Ein spannendes Thema. Greenfield lässt viele Freiheiten, weil kein abgeschriebenes Equipment und keine bestehenden Strukturen berücksichtigt werden müssen. Trotzdem sind wir der Meinung, dass auch Bestandswerke über Megacasting nachdenken sollten. Es gibt bereits einige, die dies auch tun. Die Effizienzvorteile, die Durchlaufzeiten, das Thema Nachhaltigkeit sprechen für sich. Im Vergleich mit abgeschriebenen Presswerken und eingespielten Montagelinien ist der Argumentationshebel freilich nicht ganz so stark. Wichtig ist, die Investition in eine Druckgussanlage nicht als eine kurzfristige zu betrachten, womöglich mit dem Blick auf nur eine Modellgeneration. Druckgussmaschinen überdauern nicht nur einen Fahrzeugzyklus, sondern 30 und mehr Jahre. Ein Beispiel, das ich nennen kann, bietet BMW, wo wir seit 20 Jahren Maschinen zur Produktion Druckgussbauteilen im Einsatz haben. Die werden derzeit generalüberholt und leisten dann weitere zehn und mehr Jahre Dienst zur Fertigung von Strukturbauteilen. Bei Druckgussanlagen und damit auch Megacasting handelt es sich also um eine langfristige Investition, die nicht in kürzester Zeit abgeschrieben werden muss.

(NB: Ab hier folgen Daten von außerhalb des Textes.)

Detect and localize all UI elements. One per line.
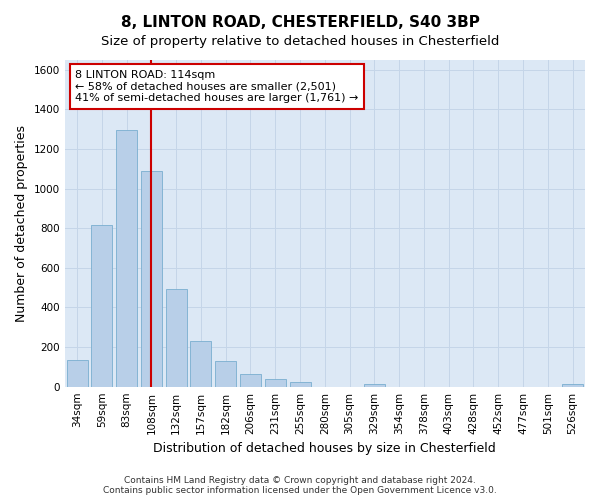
Bar: [190, 341, 211, 386]
Bar: [166, 288, 187, 386]
X-axis label: Distribution of detached houses by size in Chesterfield: Distribution of detached houses by size …: [154, 442, 496, 455]
Text: 8, LINTON ROAD, CHESTERFIELD, S40 3BP: 8, LINTON ROAD, CHESTERFIELD, S40 3BP: [121, 15, 479, 30]
Y-axis label: Number of detached properties: Number of detached properties: [15, 125, 28, 322]
Bar: [141, 171, 162, 386]
Bar: [215, 361, 236, 386]
Bar: [116, 130, 137, 386]
Bar: [290, 382, 311, 386]
Text: 8 LINTON ROAD: 114sqm
← 58% of detached houses are smaller (2,501)
41% of semi-d: 8 LINTON ROAD: 114sqm ← 58% of detached …: [75, 70, 358, 103]
Bar: [91, 226, 112, 386]
Text: Size of property relative to detached houses in Chesterfield: Size of property relative to detached ho…: [101, 35, 499, 48]
Bar: [240, 374, 261, 386]
Bar: [67, 360, 88, 386]
Text: Contains HM Land Registry data © Crown copyright and database right 2024.
Contai: Contains HM Land Registry data © Crown c…: [103, 476, 497, 495]
Bar: [562, 384, 583, 386]
Bar: [364, 384, 385, 386]
Bar: [265, 380, 286, 386]
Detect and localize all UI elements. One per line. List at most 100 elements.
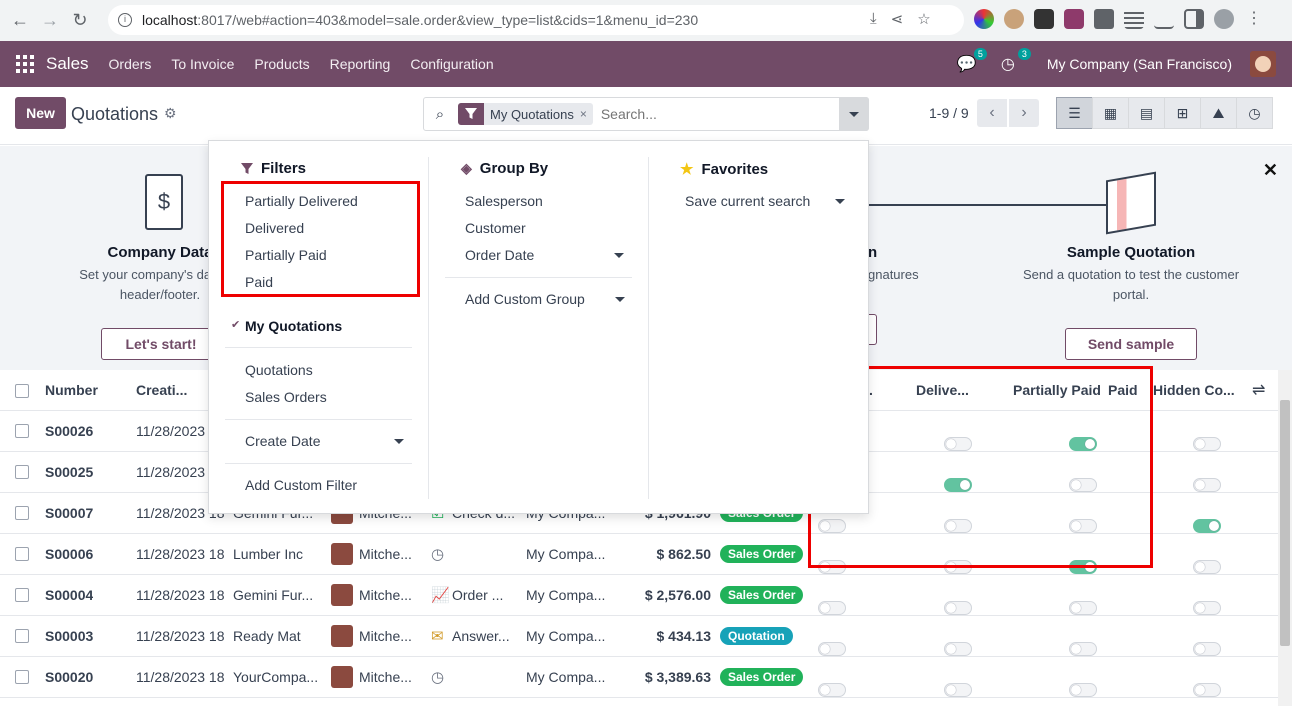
site-info-icon[interactable]: i bbox=[118, 13, 132, 27]
gear-icon[interactable]: ⚙ bbox=[164, 105, 177, 121]
back-icon[interactable]: ← bbox=[11, 10, 29, 30]
company-switcher[interactable]: My Company (San Francisco) bbox=[1046, 56, 1232, 72]
select-all-checkbox[interactable] bbox=[15, 384, 29, 398]
boolean-toggle[interactable] bbox=[944, 437, 972, 451]
header-delivered[interactable]: Delive... bbox=[916, 382, 969, 398]
boolean-toggle[interactable] bbox=[1069, 437, 1097, 451]
filter-partially-paid[interactable]: Partially Paid bbox=[245, 247, 327, 263]
boolean-toggle[interactable] bbox=[818, 642, 846, 656]
save-search-caret-icon[interactable] bbox=[835, 199, 845, 204]
search-input[interactable] bbox=[600, 106, 811, 122]
pivot-view-icon[interactable]: ⊞ bbox=[1164, 97, 1201, 129]
facet-remove-icon[interactable]: × bbox=[579, 107, 587, 121]
boolean-toggle[interactable] bbox=[1193, 478, 1221, 492]
boolean-toggle[interactable] bbox=[1069, 683, 1097, 697]
boolean-toggle[interactable] bbox=[1193, 642, 1221, 656]
extension-color-icon[interactable] bbox=[974, 9, 994, 29]
boolean-toggle[interactable] bbox=[818, 519, 846, 533]
bookmark-star-icon[interactable]: ☆ bbox=[917, 11, 931, 28]
boolean-toggle[interactable] bbox=[1069, 519, 1097, 533]
envelope-icon[interactable]: ✉ bbox=[431, 628, 444, 645]
pager-next-button[interactable]: › bbox=[1009, 99, 1039, 127]
boolean-toggle[interactable] bbox=[1193, 437, 1221, 451]
boolean-toggle[interactable] bbox=[1069, 642, 1097, 656]
extension-x-icon[interactable] bbox=[1064, 9, 1084, 29]
add-custom-group[interactable]: Add Custom Group bbox=[465, 291, 585, 307]
side-panel-icon[interactable] bbox=[1184, 9, 1204, 29]
menu-to-invoice[interactable]: To Invoice bbox=[171, 56, 235, 72]
messages-icon[interactable]: 💬 5 bbox=[957, 48, 987, 74]
filter-partially-delivered[interactable]: Partially Delivered bbox=[245, 193, 358, 209]
list-scrollbar[interactable] bbox=[1278, 370, 1292, 706]
search-options-toggle[interactable] bbox=[839, 97, 869, 131]
menu-orders[interactable]: Orders bbox=[108, 56, 152, 72]
header-partially-delivered[interactable]: . bbox=[869, 382, 873, 398]
lets-start-button[interactable]: Let's start! bbox=[101, 328, 221, 360]
table-row[interactable]: S00006 11/28/2023 18 Lumber Inc Mitche... ◷ M… bbox=[0, 534, 1278, 575]
address-bar[interactable]: i localhost:8017/web#action=403&model=sa… bbox=[108, 5, 964, 35]
boolean-toggle[interactable] bbox=[1193, 601, 1221, 615]
calendar-view-icon[interactable]: ▤ bbox=[1128, 97, 1165, 129]
list-view-icon[interactable]: ☰ bbox=[1056, 97, 1093, 129]
install-icon[interactable]: ⤓ bbox=[870, 10, 877, 27]
boolean-toggle[interactable] bbox=[1069, 601, 1097, 615]
app-name[interactable]: Sales bbox=[46, 54, 89, 73]
row-checkbox[interactable] bbox=[15, 670, 29, 684]
boolean-toggle[interactable] bbox=[944, 478, 972, 492]
row-checkbox[interactable] bbox=[15, 424, 29, 438]
kanban-view-icon[interactable]: ▦ bbox=[1092, 97, 1129, 129]
header-creation-date[interactable]: Creati... bbox=[136, 382, 188, 398]
new-button[interactable]: New bbox=[15, 97, 66, 129]
add-custom-filter[interactable]: Add Custom Filter bbox=[245, 477, 358, 493]
pager-value[interactable]: 1-9 / 9 bbox=[929, 105, 969, 121]
close-icon[interactable]: ✕ bbox=[1262, 160, 1278, 180]
filter-sales-orders[interactable]: Sales Orders bbox=[245, 389, 327, 405]
boolean-toggle[interactable] bbox=[944, 601, 972, 615]
create-date-caret-icon[interactable] bbox=[394, 439, 404, 444]
save-current-search[interactable]: Save current search bbox=[685, 193, 811, 209]
reload-icon[interactable]: ↻ bbox=[72, 10, 88, 30]
order-date-caret-icon[interactable] bbox=[614, 253, 624, 258]
row-checkbox[interactable] bbox=[15, 465, 29, 479]
header-hidden-column[interactable]: Hidden Co... bbox=[1153, 382, 1235, 398]
groupby-salesperson[interactable]: Salesperson bbox=[465, 193, 543, 209]
row-checkbox[interactable] bbox=[15, 629, 29, 643]
menu-reporting[interactable]: Reporting bbox=[329, 56, 391, 72]
extensions-puzzle-icon[interactable] bbox=[1094, 9, 1114, 29]
apps-menu-icon[interactable] bbox=[16, 55, 34, 73]
boolean-toggle[interactable] bbox=[1193, 683, 1221, 697]
table-row[interactable]: S00003 11/28/2023 18 Ready Mat Mitche... ✉ An… bbox=[0, 616, 1278, 657]
optional-columns-icon[interactable]: ⇌ bbox=[1252, 382, 1266, 399]
filter-quotations[interactable]: Quotations bbox=[245, 362, 313, 378]
download-icon[interactable] bbox=[1154, 9, 1174, 29]
filter-paid[interactable]: Paid bbox=[245, 274, 274, 290]
header-number[interactable]: Number bbox=[45, 382, 98, 398]
boolean-toggle[interactable] bbox=[1069, 478, 1097, 492]
header-paid[interactable]: Paid bbox=[1108, 382, 1138, 398]
chart-line-icon[interactable]: 📈 bbox=[431, 587, 450, 604]
boolean-toggle[interactable] bbox=[944, 519, 972, 533]
clock-icon[interactable]: ◷ bbox=[431, 546, 445, 563]
boolean-toggle[interactable] bbox=[1193, 560, 1221, 574]
row-checkbox[interactable] bbox=[15, 588, 29, 602]
filter-my-quotations[interactable]: My Quotations bbox=[245, 318, 343, 334]
activity-view-icon[interactable]: ◷ bbox=[1236, 97, 1273, 129]
extension-coffee-icon[interactable] bbox=[1034, 9, 1054, 29]
custom-group-caret-icon[interactable] bbox=[615, 297, 625, 302]
send-sample-button[interactable]: Send sample bbox=[1065, 328, 1197, 360]
forward-icon[interactable]: → bbox=[41, 10, 59, 30]
menu-products[interactable]: Products bbox=[254, 56, 310, 72]
groupby-customer[interactable]: Customer bbox=[465, 220, 526, 236]
pager-previous-button[interactable]: ‹ bbox=[977, 99, 1007, 127]
clock-icon[interactable]: ◷ bbox=[431, 669, 445, 686]
boolean-toggle[interactable] bbox=[944, 642, 972, 656]
filter-create-date[interactable]: Create Date bbox=[245, 433, 321, 449]
menu-configuration[interactable]: Configuration bbox=[410, 56, 494, 72]
share-icon[interactable]: ⋖ bbox=[890, 11, 904, 28]
activities-clock-icon[interactable]: ◷ 3 bbox=[1001, 48, 1031, 74]
boolean-toggle[interactable] bbox=[944, 683, 972, 697]
filter-delivered[interactable]: Delivered bbox=[245, 220, 305, 236]
browser-menu-icon[interactable]: ⋮ bbox=[1246, 10, 1262, 27]
boolean-toggle[interactable] bbox=[818, 683, 846, 697]
table-row[interactable]: S00020 11/28/2023 18 YourCompa... Mitche...… bbox=[0, 657, 1278, 698]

Wie sehen Sie die kommenden Jahre und welche Chancen bieten sich Ihnen durch neue Fahrzeuggenerationen?
Megacasting hat sehr stark an Fahrt aufgenommen. Vor allem das vergangene Jahr war ein Herausragendes. Aus unserer Sicht war 2022 das Beste in der Geschichte, denn noch nie wurde innerhalb eines Jahres so viel in Druckguss investiert. Im ersten Quartal 2023 hat sich dies noch einmal gegenüber dem Vergleichszeitraum beschleunigt. Mehrere OEMs schlagen nun diesen Weg ein, zumindest mit einer Plattform. Wir erwarten, dass das Thema noch weiter an Fahrt gewinnen wird. Wir stehen noch am Anfang, aktuell sind es ja erst wenige hunderttausend Fahrzeuge, für die Megacasting überhaupt zum Einsatz kommt. Das Potenzial ist aus unserer Sicht sehr groß. Selbst wenn man sich als OEM noch nicht an das Thema Megacasting im Karosseriebau herantraut, können OEMs Erfahrungen mit dem Thema sammeln, beispielsweise mit kleineren Bauteilen wie Federbeinstützen, die auch problemlos als Zukaufteil bezogen werden können.
Zur Person:
Martin Lagler ist bei der Bühler Group Director Global Product Management & Marketing, Druckguss. Diese Funktion übernahm er Anfang des Jahres 2020. Seine Abteilung plant neue Produkte und Marktstrategien und ist Auftraggeber für die Produkte, zu denen auch die Megacasting-Maschinen zählen. Lagler leitete zuvor die Abteilung Global Application Technology, wo er sich auf Prozessoptimierung, Werkzeugdesign und Schulung konzentrierte. Er hat einen Bachelor of Science in Mechanical Engineering der ZHAW School of Engineering, Winterthur, sowie einen Master of Advanced Studies in Business Administration der ZHAW School of Management and Law.